The output is as follows:

Running
1 A
2 A
3 A
1 B
2 B
3 B
1 C
2 C
3 C
1 D
2 D
3 D
Done

Performance

Timing the following program compiled with lto = true, I have seen that it takes about 5 nanoseconds for each iteration of the internal loop, on an Intel i7-7820X CPU.

pub fn bench() {
    let mut exec = Executor::new();

    for _ in 1..=2 {
        exec.push(move |mut fib| async move {
            for _ in 0..100_000_000 {
                fib.waiter().await;
            }
        });
    }

    println!("Running");
    exec.run();
    println!("Done");
}

End notes

One of the nice things about the async/await support in the Rust compiler is that it does not depend on any specific run-time. Thus, if you commit to certain run-time, you are free to implement your own executor.
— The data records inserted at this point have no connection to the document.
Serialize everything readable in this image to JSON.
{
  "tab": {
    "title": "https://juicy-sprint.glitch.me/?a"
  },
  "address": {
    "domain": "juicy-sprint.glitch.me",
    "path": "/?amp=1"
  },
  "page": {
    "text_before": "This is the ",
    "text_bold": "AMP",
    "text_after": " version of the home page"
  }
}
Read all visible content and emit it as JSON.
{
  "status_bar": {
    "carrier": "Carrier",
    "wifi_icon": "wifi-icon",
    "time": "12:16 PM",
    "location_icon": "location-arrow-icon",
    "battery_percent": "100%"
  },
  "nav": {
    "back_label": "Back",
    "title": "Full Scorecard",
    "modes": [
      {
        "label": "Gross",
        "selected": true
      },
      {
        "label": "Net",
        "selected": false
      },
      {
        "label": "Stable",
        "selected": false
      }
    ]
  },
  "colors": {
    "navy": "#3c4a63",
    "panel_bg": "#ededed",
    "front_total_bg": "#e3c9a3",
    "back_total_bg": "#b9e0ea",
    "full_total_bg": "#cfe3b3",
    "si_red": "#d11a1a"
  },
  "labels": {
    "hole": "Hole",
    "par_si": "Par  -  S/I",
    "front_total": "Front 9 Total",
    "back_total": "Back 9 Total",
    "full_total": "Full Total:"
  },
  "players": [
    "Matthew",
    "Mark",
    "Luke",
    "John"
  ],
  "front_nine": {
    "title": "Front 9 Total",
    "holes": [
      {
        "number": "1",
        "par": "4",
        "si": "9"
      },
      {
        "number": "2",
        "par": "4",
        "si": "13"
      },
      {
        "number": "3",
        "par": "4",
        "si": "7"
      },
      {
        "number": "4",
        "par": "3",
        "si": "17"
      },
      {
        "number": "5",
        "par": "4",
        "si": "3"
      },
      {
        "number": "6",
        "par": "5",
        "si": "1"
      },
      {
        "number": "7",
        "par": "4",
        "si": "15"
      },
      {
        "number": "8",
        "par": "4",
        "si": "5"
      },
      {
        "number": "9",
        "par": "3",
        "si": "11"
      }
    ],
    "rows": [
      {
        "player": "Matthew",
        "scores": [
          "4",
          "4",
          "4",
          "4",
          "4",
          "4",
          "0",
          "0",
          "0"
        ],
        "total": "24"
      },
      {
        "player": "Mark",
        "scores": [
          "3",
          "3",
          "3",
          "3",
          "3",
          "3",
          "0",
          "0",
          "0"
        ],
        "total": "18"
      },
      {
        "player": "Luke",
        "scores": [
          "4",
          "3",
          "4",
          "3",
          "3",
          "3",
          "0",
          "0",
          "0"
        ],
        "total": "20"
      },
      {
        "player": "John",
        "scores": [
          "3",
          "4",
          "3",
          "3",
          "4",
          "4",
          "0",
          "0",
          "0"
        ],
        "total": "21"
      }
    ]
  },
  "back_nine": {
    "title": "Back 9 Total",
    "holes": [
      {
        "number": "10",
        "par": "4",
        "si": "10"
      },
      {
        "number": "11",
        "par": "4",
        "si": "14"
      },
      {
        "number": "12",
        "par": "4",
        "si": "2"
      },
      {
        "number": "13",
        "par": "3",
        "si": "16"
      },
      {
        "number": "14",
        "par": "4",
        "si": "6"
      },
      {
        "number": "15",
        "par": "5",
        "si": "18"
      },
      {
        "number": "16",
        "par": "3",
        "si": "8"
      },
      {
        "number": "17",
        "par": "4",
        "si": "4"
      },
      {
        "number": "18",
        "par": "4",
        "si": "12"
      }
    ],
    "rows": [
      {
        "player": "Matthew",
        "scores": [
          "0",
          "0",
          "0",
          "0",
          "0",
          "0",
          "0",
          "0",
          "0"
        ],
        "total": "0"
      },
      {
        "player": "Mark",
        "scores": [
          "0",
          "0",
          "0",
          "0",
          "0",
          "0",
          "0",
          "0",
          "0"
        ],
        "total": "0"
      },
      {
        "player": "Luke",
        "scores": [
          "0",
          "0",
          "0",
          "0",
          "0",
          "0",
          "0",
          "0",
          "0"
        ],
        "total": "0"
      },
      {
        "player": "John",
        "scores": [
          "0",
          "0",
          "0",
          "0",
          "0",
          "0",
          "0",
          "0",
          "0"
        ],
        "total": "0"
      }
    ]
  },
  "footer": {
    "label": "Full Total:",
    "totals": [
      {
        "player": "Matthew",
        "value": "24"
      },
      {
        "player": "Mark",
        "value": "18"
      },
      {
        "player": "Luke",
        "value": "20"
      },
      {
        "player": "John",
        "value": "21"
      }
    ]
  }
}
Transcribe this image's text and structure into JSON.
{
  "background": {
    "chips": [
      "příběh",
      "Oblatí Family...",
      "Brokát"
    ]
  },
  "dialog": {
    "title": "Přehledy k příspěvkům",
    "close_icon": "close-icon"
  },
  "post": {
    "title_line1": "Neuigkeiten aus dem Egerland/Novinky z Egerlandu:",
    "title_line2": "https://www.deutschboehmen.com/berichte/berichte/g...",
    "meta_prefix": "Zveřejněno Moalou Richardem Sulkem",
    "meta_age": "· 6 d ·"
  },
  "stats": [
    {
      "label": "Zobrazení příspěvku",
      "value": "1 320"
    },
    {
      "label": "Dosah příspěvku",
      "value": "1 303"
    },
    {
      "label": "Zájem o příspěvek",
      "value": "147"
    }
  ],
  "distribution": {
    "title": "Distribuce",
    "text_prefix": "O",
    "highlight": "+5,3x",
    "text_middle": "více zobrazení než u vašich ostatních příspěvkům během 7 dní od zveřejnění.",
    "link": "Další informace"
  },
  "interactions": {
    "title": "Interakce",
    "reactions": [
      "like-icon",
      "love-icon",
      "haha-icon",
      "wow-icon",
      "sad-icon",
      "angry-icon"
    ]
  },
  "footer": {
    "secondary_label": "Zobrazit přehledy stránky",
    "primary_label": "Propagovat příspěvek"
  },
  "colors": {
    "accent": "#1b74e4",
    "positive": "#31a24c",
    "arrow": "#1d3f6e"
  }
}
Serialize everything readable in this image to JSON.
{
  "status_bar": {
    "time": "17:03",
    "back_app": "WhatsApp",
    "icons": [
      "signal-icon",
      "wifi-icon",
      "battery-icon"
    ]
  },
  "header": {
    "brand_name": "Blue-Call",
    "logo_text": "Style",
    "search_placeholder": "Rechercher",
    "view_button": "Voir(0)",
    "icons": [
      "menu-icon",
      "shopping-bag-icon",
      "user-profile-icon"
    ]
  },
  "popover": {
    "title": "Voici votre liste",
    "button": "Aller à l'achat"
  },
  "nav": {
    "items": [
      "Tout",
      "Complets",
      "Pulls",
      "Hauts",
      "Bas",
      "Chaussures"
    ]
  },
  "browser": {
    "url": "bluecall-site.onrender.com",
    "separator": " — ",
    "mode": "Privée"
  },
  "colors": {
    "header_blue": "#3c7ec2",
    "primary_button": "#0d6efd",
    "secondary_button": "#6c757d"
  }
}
Independency of run-time has its downsides. For example, the library presented here is not compatible with other run-times such as async-std. And in fact, the implementation violates the interface intended for the Future's poll function by assuming that the Future will always be Ready after it was Pending.

Combined uses of several run-times in a single program is possible but requires extra care (see Reddit discussion).